The so-called “Cornell dots” are silica spheres approximately 6 nm in diameter that enclose several dye molecules. The silica shell, which is essentially glass, is chemically inert and small enough to pass through the body and exit in the urine. For clinical applications, the dots are coated with neutral molecules — polyethylene glycol (PEG) — so the body will not recognize them as foreign substances and activate a patient’s immune system to reject them.

To make the nanoparticles adhere to tumor cells, organic molecules that bind to tumor surfaces or specific locations within tumors can be attached to the PEG shell. When exposed to near-infrared light, the dots become brighter and help identify the targeted cancer cells.

Nanoparticle half-life

Nanoparticles in general can linger in the bloodstream for many hours and even days, depending on their size. Given their 6-nm size, the nanoparticles have a half-life of approximately six hours in the bloodstream before evacuation through the kidneys. “Within a 24-hour period,” Bradbury said, “50% may be cleared through the kidneys.”
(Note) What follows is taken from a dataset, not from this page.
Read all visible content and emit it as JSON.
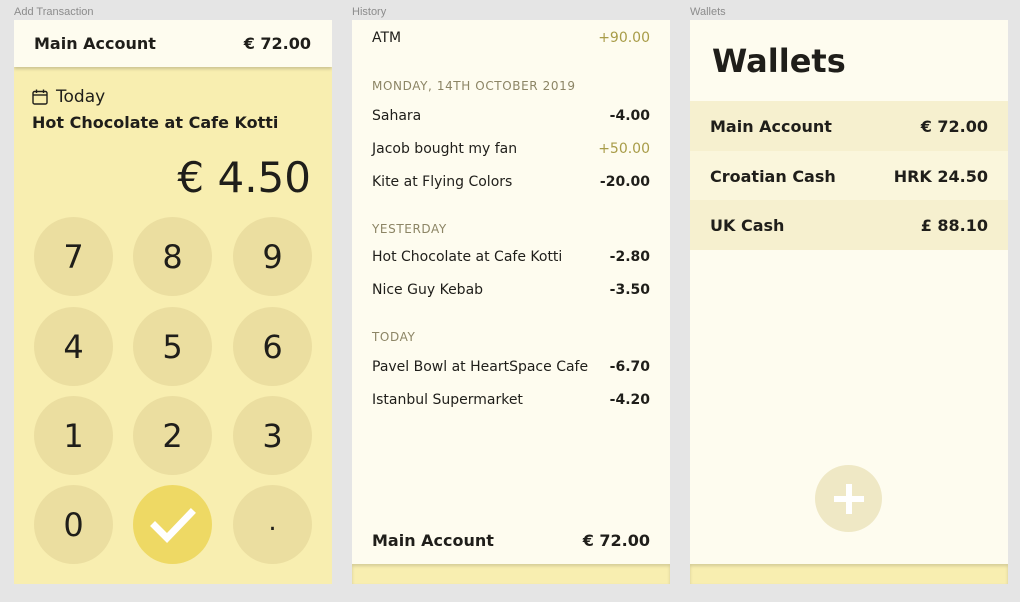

Among the researchers’ goals in this trial is to validate the pharmacokinetics and dosimetry of the nanoparticles and PET-optical imaging technology for safe use in humans. Researchers also will collect blood and urine samples to see how different parts of the body, besides organs, react to the nanoparticles.

The study will include five metastatic melanoma patients as its first enrollees. “If all goes well with a few patients, we hope to proceed with a targeted study,” Bradbury said.

Surgical information

The technology, the researchers believe, could be particularly beneficial during surgical treatment, allowing surgeons to see the invasive or metastatic spread to lymph nodes and distant organs and illustrating the extent of treatment response.
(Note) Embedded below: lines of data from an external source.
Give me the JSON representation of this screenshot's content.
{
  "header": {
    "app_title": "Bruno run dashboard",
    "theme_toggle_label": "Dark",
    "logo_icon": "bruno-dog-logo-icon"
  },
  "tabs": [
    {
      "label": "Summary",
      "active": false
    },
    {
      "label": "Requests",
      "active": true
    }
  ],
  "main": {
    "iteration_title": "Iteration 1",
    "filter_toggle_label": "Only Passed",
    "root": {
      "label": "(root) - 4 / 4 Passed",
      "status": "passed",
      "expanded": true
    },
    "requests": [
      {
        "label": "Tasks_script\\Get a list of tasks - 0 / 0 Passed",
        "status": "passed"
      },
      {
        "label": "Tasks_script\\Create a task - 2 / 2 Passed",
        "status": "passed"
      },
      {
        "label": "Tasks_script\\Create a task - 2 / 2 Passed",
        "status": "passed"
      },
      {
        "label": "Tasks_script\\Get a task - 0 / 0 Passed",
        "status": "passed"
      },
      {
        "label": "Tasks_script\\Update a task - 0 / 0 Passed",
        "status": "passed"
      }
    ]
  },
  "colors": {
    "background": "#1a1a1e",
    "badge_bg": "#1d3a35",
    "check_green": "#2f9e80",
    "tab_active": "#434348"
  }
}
Initially, the surgical applications will include cancer within the complex area of the head and neck. With the help of the nanoparticles and PET-optical imaging camera, surgeons will be able to detect the activity of the lymph nodes.
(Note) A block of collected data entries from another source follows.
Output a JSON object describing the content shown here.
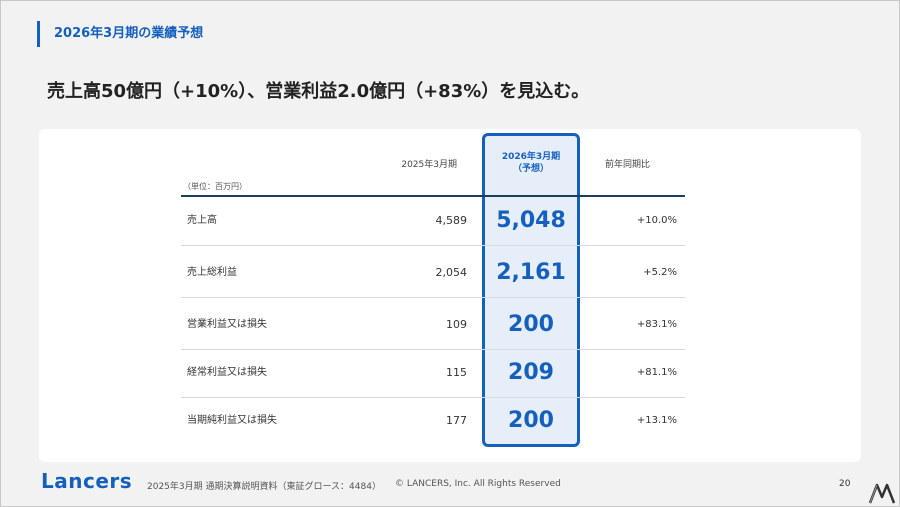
{
  "section_title": "2026年3月期の業績予想",
  "headline": "売上高50億円（+10%）、営業利益2.0億円（+83%）を見込む。",
  "table": {
    "unit": "（単位：百万円）",
    "col_prev": "2025年3月期",
    "col_forecast_line1": "2026年3月期",
    "col_forecast_line2": "（予想）",
    "col_yoy": "前年同期比",
    "rows": [
      {
        "label": "売上高",
        "prev": "4,589",
        "forecast": "5,048",
        "yoy": "+10.0%"
      },
      {
        "label": "売上総利益",
        "prev": "2,054",
        "forecast": "2,161",
        "yoy": "+5.2%"
      },
      {
        "label": "営業利益又は損失",
        "prev": "109",
        "forecast": "200",
        "yoy": "+83.1%"
      },
      {
        "label": "経常利益又は損失",
        "prev": "115",
        "forecast": "209",
        "yoy": "+81.1%"
      },
      {
        "label": "当期純利益又は損失",
        "prev": "177",
        "forecast": "200",
        "yoy": "+13.1%"
      }
    ]
  },
  "footer": {
    "logo": "Lancers",
    "note": "2025年3月期 通期決算説明資料（東証グロース：4484）",
    "copyright": "© LANCERS, Inc. All Rights Reserved",
    "page_number": "20"
  },
  "colors": {
    "accent": "#1560bd",
    "header_line": "#1e3d5c"
  },
  "icons": {
    "corner": "itmedia-logo-icon"
  }
}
Currently, Bradbury explained, physicians have little or nothing to refer to during surgery other than a preclinical scan — and compared to the scan, the patient is now in a totally different position on the table.

“How would they know where they are in the neck?” she asked. “They just don’t [know], so they want tools so they can see what they are doing and see the nodes in relation to vital structures, such as nerves. They don’t want to pick up activity from a lymph node plus an adjacent tumor, which would be easy to do, if you don’t know where you are exactly.”

Nanoparticles in mice

Researchers have already had some success with the nanoparticles and the PET-optical imaging technology in a preclinical study in mice. Among the conclusions is that the nanoparticles have been “optimized for efficient renal clearance” and “concurrently achieved specific tumor targeting” (Journal of Clinical Investigation, July 2011, Vol. 121:7, pp. 2768-2780).

In addition, the multimodal silica nanoparticles exhibit “what we believe to be a unique combination of structural, optical, and biological properties,” wrote lead study authors Dr. Miriam Benezra and Dr. Oula Penate-Medina and colleagues.

To be clinically successful, the group added, the “next generation of nanoparticle agents should be tumor selective, nontoxic, and exhibit favorable targeting and clearance profiles. Developing probes meeting these criteria is challenging, requiring comprehensive in vivo evaluations.”